Meat-Free Ragu Sauce, easy to make and delicious (if you like mushrooms!)
Prep Time15 mins
Cook Time40 mins
Course: Main Course
Cuisine: British, Italian
Keyword: dairy-free, mushrooms, pasta, vegan
Servings: 2 people


  • 500 g Mushrooms
  • 1 tbsp Olive Oil
  • 2 Shallots
  • 4 cloves Garlic
  • 5 tbsp White Wine (optional)
  • 70 g Tomato Puree
  • 1 tsp Chilli Paste
  • 400 g Tin Chopped Tomatoes
  • 1 Vegetable Stock Cube (or Mushroom)
  • 1 tbsp Balsamic Vinegar
  • Salt and Sugar (to taste)
  • 150 g Dried Pasta


  • Prepare the mushrooms, shallots and garlic by washing/peeling (if necessary) and chopping.
  • Heat the olive oil in a pan and fry the onions until soft.
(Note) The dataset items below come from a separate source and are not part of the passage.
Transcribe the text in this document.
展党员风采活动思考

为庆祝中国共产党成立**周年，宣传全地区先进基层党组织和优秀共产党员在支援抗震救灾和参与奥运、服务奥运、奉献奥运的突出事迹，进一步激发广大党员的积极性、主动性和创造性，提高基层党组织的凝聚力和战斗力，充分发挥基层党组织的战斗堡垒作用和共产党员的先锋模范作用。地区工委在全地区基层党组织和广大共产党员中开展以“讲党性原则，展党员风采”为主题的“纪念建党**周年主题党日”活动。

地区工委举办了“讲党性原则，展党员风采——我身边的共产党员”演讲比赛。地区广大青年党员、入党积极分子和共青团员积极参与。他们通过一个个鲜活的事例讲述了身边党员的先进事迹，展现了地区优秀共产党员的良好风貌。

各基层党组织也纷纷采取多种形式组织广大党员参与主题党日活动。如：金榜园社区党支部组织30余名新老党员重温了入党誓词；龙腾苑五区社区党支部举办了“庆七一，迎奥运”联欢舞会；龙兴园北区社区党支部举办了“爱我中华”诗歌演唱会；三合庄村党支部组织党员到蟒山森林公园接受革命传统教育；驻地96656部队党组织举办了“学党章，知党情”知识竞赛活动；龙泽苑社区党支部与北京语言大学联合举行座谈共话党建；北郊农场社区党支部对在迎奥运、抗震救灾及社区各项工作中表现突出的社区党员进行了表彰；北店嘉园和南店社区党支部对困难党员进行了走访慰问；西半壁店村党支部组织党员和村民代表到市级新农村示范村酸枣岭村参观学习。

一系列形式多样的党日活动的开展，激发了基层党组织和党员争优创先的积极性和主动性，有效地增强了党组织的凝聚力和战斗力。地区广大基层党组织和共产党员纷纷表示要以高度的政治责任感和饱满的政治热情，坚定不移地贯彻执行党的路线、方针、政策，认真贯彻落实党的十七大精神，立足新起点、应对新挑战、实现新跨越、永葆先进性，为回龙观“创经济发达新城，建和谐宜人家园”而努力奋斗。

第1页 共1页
Add the mushrooms and fry until reduced in size. Add the garlic and continue to fry until fragrant.
  • Add in the wine and cook until you can't smell alcohol any more.
  • Add in the tomato puree and chilli paste and stir until well combined with the vegetables.
  • Add in the tin of tomatoes, crumble in the stock cube. Stir well.
  • Fill the now empty tin with water and add to the pan. Add in the vinegar and stir well.
  • Leave to simmer, stirring occasionally, until the sauce has reduced and thickened.
  • Tase the sauce and add salt and sugar if necessary.
  • Cook your pasta according to the packet instructions You can add some pasta water to the sauce to loosen it slightly before serving (plus it adds in some pasta starch and makes it even more delicious).
  • Drain the pasta and stir into the sauce. Serve and enjoy!